My second-year university students are, for the most part, pretty good writers, but on their fall semester essays I noticed a deficiency in (what I thought were) proofreading skills. So this past week I gave them a proofreading quiz (ungraded, as a learning exercise), consisting of ten sentences containing various errors and problematic choices that they had to identify and correct. I was stunned, not by their failures to identify the problems and their desire to make unnecessary corrections, but by the consistency. They all did pretty much the same.
None spotted the missing apostrophe in the possessive.
Most failed to insert a comma where two independent clauses were joined by a conjunction.

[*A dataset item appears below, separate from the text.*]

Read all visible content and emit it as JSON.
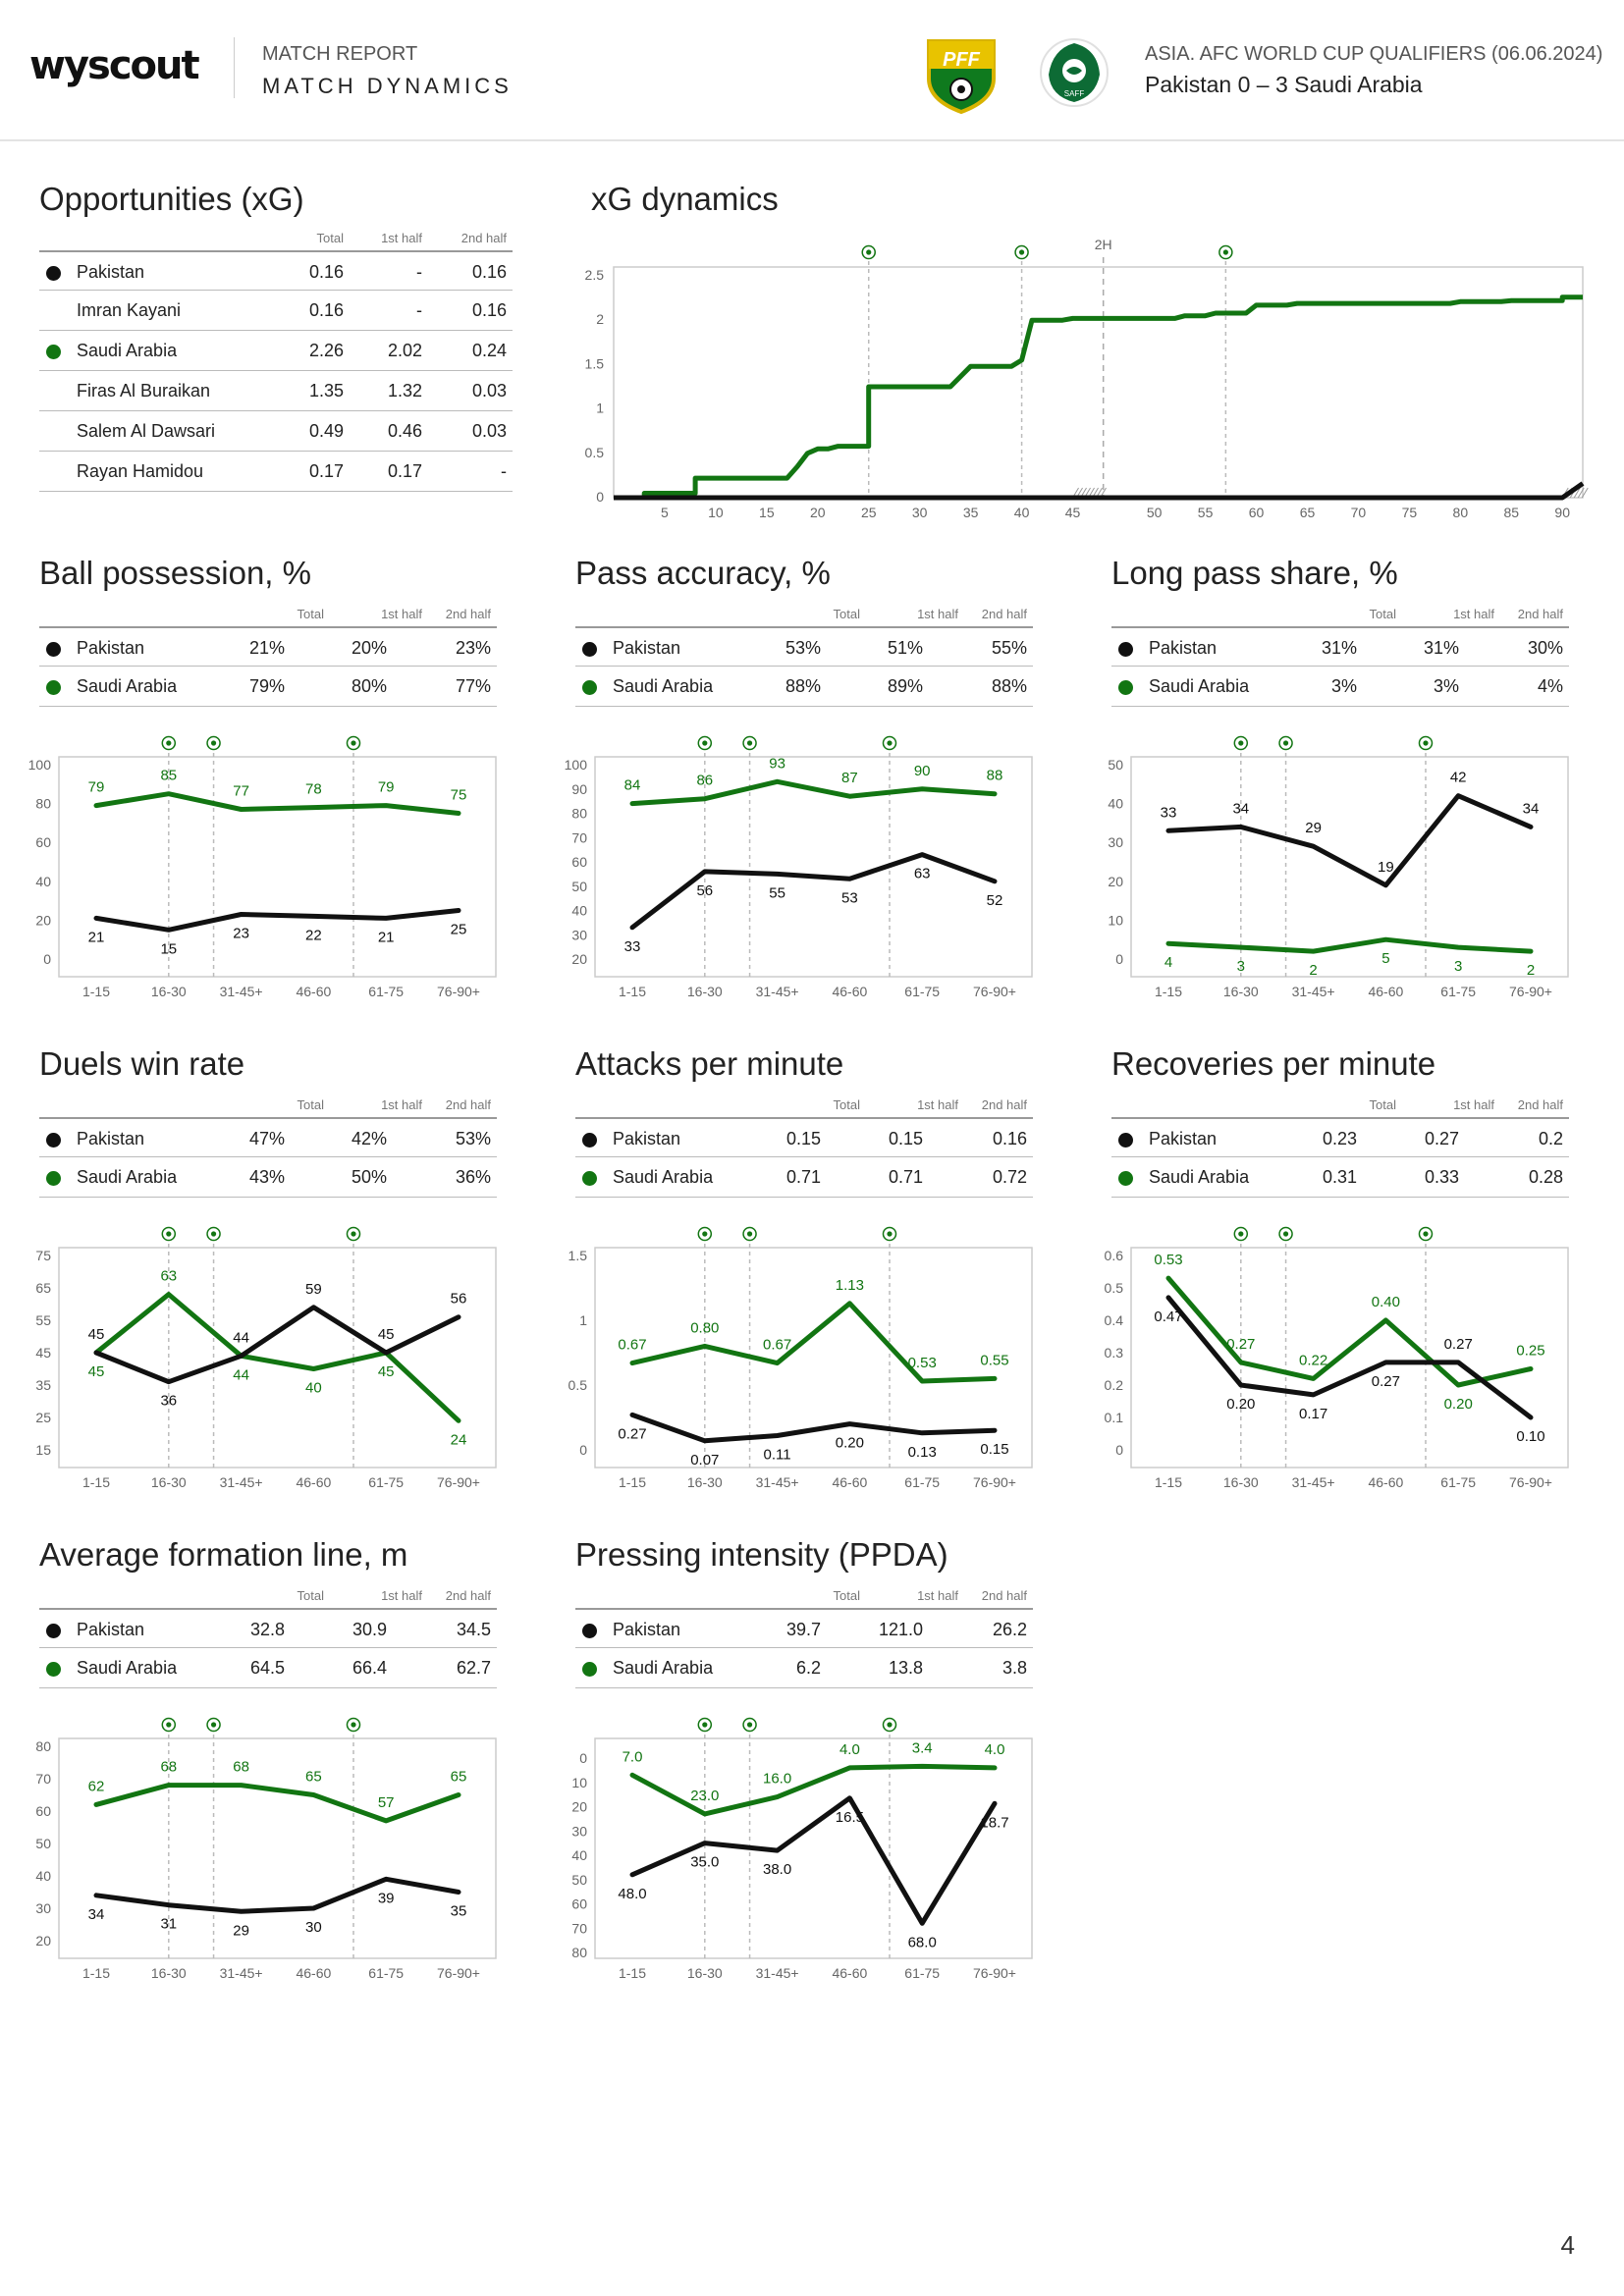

None spotted the misuse of the word inculcate.
None spotted the unnecessary capitalization of the word king.
Most failed to spot the sentence fragment.
None spotted the misspelling of amorous. (I spelled it amourous, a spelling that hasn’t been common since the 16th century. This one may have been unfair.), and most missed the misspelling of martial for marital (again, time pressure in a quiz may have made this one unfair).
Only half spotted the error in subject-verb concord (writes for wrote).
But on the plus side, only one flagged the split infinitive as an error.
In the future, I’m going to give this quiz earlier in the year. It seems to be a good method for identifying the areas of grammar and usage where they’re unsure.